1 May 2013

A nineteenth-century linking application

An encore presentation.

Alabama Shepards

From early 2003 to late 2005 I wrote a blog on oreillynet.com that I called Thinking About Linking. The last entry summarizes what I covered and my experiences with that blog, but today I wanted to republish my favorite entry from that blog on the tenth anniversary of its original publication. It's the same as the 2003 version except that I updated one link. On the right: a page from Shepard's 1902 "Shepard's Alabama Citations," which I bought on ebay. (My comment below about link typing would certainly need updating now, given my experience with RDF.)

Frank Shepard was a salesman for a Chicago legal publisher. Shortly after the American Civil War, he noticed that when one court case overruled, criticized, or otherwise cited another, lawyers often jotted a note about it in the margin of the reporter volume with the cited case's text. For example, upon learning that the judge in the case known as “La Bourgogne” (210 U.S. 95) made a negative references to the “Moore v. American Transportation Company” (65 U.S. 1) case, a lawyer might turn to page 1 in volume 65 of the U.S. Supreme Court case reporter and write “210 U.S. 95, negative” in the margin next to the Moore case. This way, if if the Moore case ever came up in court, the lawyer would have a better idea of its exact value.

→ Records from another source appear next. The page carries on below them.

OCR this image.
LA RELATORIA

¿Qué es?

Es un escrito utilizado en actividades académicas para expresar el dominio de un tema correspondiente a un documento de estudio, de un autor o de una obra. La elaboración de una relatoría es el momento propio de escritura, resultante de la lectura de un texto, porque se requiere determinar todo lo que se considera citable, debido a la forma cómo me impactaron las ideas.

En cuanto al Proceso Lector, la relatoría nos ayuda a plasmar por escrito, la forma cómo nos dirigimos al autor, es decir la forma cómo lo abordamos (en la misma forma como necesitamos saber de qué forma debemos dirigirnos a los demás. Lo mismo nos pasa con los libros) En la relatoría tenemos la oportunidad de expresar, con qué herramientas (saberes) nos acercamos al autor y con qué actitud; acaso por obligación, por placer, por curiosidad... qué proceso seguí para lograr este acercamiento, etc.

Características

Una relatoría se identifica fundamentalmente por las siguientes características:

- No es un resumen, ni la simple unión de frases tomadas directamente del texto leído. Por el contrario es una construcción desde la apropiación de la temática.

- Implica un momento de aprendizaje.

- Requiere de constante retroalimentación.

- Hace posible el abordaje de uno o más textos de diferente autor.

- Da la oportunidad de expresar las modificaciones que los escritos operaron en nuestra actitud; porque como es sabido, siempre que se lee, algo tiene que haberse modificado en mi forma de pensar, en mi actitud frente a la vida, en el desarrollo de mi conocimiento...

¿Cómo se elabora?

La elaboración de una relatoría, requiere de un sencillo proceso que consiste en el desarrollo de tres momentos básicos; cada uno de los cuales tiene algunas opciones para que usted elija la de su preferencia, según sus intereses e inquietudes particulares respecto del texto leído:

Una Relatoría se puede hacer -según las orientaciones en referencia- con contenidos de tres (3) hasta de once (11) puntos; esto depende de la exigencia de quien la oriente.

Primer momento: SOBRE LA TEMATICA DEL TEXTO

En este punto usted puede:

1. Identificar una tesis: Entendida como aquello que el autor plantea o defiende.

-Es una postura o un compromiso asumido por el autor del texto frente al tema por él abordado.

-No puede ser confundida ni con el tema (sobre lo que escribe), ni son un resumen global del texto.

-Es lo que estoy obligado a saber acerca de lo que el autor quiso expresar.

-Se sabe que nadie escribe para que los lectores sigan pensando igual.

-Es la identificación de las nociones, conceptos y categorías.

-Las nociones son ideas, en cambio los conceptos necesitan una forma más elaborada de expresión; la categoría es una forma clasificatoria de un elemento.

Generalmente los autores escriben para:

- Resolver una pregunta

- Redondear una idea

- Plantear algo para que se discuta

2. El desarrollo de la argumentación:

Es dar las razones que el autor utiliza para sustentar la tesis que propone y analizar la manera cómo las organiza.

Shepard had an idea: if he printed gummed labels for each case listing the cases that cited it, he could save the lawyers the trouble of writing in these references by hand. He built a business out of selling these inter-case links to the legal profession and named the company after himself: Shepard's. (Full disclosure: since Reed Elsevier acquired Shepard's in the mid-1990s, Shepard's Citations has been a product of my employer, LexisNexis. Other than some occasional XSLT advice to the folks in Colorado Springs, where Shepard's has been based since 1947, I don't do any work on that particular product.) In one sense, the stickers they produced in 1873 were already more sophisticated than web links, because if more than one case had cited the same case, the sticker for that case added a one-to-many link to it.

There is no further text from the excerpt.